L'accueil à Kurume est marqué par le croassement des corneilles noires. Elles remplacent les pigeons des villes de l'Hexagone. Sinon, l'aspect est celui des villes occidentales : des immeubles en béton séparés par de larges artères, au-dessus desquelles s'étendent les câbles électriques. Le paysage est très éloigné de celui présent dans les estampes japonaises, où la ligne droite est proscrite. Finies les nuances : les Romains sont passés par là.

Cependant, une absence devient pesante. L'image et le son ne sont pas en accord. Comment se fait-il qu' avec autant de véhicules et de personnes, le bruit soit absent ? À La Réunion, toutes les occasions sont bonnes pour faire rugir les cylindrées. Qui n'a pas été réveillé par une "pousse" lointaine, certes, mais très virulente ? Qui n'a pas dû se taire au téléphone, car un jeune mâle passant dans la rue voulait attirer l'attention en faisant vrombir le moteur ? Qui n'a pas été obligé de crier lors d'un repas, car l'hélicoptère de la Gendarmerie volait, comme à son habitude, plutôt bas ? Ici, dans une ville ayant deux fois plus d'habitants que Saint-Denis, le bruit est tout simplement proscrit.

Le rapport avec la voiture est tout aussi impressionnant. Les véhicules volumineux porteurs d'ego sont délaissés au profit de ceux, plus compacts, spécialement étudiés pour la circulation urbaine.

Mieux, la bicyclette est entièrement intégrée à la ville. Elle bénéficie de parcs de stationnement dignes de ceux réservés à l'automobile.

La ville affiche sa modernité. Les automates de distribution ont pignon sur rue. Il n'est pas rare d'en croiser un à un carrefour, et même des commerces uniquement composés de distributeurs. La ville offre ainsi un service permanent.

Un corbeau signale sa présence. Machinalement, je tourne la tête, et, perdue dans un réseau électrique, elle apparaît. Une maison traditionnelle se manifeste, cachée au coeur de l'empreinte occidentale laissée par Little Boy et Fat Man : l'esprit japonais se relève entre Nagazaki et Hiroshima.

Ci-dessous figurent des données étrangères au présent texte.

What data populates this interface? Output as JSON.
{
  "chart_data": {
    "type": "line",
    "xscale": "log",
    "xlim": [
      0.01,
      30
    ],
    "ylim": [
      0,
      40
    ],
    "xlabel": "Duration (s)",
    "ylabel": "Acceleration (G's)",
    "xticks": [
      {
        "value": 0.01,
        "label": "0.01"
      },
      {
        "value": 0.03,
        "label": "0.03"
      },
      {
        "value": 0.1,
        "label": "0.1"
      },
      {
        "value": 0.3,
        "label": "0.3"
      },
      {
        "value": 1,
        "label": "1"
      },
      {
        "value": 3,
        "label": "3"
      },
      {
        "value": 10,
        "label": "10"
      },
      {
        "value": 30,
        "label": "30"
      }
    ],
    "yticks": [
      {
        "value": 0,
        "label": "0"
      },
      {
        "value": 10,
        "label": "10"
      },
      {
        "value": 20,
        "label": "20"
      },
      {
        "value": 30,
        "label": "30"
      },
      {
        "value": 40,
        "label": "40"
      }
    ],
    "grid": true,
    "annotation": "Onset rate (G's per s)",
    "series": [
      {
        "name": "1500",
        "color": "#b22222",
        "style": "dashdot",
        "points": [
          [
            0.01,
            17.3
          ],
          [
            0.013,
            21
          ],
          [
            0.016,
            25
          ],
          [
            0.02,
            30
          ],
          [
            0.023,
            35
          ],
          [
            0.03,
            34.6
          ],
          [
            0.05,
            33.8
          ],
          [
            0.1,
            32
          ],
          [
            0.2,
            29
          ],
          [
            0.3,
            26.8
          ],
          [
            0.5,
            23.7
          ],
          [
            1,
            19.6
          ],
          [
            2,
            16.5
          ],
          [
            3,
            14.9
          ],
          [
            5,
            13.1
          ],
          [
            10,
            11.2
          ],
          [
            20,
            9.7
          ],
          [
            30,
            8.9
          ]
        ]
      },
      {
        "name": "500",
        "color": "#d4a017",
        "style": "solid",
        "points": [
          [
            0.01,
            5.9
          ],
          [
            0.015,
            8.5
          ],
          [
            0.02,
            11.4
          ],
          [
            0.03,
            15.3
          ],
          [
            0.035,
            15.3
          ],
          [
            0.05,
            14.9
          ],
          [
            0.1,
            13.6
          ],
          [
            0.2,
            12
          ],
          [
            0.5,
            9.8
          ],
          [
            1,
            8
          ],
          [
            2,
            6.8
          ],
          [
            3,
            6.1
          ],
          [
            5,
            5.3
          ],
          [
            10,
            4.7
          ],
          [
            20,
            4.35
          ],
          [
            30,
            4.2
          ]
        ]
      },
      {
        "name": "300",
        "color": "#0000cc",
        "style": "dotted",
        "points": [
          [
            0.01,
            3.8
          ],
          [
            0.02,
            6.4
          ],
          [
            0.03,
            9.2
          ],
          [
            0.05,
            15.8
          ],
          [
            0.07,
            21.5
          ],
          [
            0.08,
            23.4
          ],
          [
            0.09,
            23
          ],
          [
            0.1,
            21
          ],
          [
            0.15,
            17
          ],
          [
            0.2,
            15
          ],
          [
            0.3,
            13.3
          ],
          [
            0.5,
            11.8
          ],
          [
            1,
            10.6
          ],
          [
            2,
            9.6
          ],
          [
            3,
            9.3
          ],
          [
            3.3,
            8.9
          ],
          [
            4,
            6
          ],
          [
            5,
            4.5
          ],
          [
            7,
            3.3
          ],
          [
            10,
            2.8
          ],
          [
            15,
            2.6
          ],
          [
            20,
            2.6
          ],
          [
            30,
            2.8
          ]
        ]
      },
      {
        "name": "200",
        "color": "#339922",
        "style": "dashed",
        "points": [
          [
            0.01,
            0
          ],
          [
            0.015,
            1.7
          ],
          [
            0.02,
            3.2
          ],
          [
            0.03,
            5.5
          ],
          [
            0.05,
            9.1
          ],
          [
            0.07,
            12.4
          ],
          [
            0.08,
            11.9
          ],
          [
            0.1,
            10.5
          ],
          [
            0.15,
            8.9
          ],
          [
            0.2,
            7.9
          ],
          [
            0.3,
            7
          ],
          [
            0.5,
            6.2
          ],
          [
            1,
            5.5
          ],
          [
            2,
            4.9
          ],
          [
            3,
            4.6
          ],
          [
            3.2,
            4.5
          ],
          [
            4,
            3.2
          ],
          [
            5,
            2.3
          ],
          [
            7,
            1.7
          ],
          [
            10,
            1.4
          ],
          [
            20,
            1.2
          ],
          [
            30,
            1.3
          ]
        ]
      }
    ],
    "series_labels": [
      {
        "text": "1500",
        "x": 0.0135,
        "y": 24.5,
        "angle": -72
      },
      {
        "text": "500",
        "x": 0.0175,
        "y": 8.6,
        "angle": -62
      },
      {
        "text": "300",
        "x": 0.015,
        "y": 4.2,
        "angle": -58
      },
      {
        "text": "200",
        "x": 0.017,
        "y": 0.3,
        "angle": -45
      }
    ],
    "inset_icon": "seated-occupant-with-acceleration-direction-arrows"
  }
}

Devant moi s'ouvre un parc où m'attend la corneille. Un mobilier en béton a remplacé celui en bois.

Des ponts et des canaux transportent le passant loin du monde mécanique. L'esprit retrouve sa place. Il s'évade en contemplant les cours d'eau et les animaux.

Ces derniers se présentent avec fierté à l'homme. Ici, ils sont chez eux et non simplement tolérés. Les carpes vivent sans inquiétude, bien loin des panneaux d'interdiction de pêcher. Ici, le rapport avec la Nature est fondé sur l'assimilation.

Une musique douce m'invite à quitter ce lieu paisible. Le personnel s'aligne pour former une haie d'honneur et me remercie de ma visite. Il agira ainsi avec tous les visiteurs.

Un peu sonné par cette vie calme, lentement je regagne l'hôtel et m'apprête à écrire ce billet. Assis au bureau de la chambre, je frappe les lignes de cet article quand soudain le mini frigidaire placé sous le bureau heurte légèrement mon pied gauche.

"Objet inanimé, aurais-tu une âme pour justifier ton mouvement ? " me dis-je. Je vérifie son installation. Il est sur une estrade bien plate. Quelques lignes plus tard, la bouilloire se met à vibrer. Est-ce l'esprit du Japon qui se manifeste ?

Non, c'est tout simplement un rappel que la vie peut basculer à tout instant. Le Japon est une zone sismique et la population a appris à vivre avec. Est-ce là la raison de leur extrême politesse ? En effet, si la vie est si fragile, alors pourquoi perdre son temps dans des rivalités toutes plus futiles les unes que les autres ? S'il suffit d'une poignée de secondes pour voir sa maison s'écrouler, alors pourquoi être fâché avec son voisin qui pourra nous aider ?

La collaboration s'impose d'elle-même par les éléments naturels. L'occidental que je suis est en proie à un vertige dont l'issue est irréversible. Formé à la compétition, il se retire du combat. À quoi bon flatter des ego corrompus alors que de par le monde, existent des âmes qui partagent les mêmes valeurs et sont prêtes à vous tendre la main ?

La vie s'écoule alors calmement dans une petite rivière et traverse toute la ville, qui, avec ses immeubles et ses automates porte les stigmates d'un monde disparaissant, largement plébiscité par Hollywood.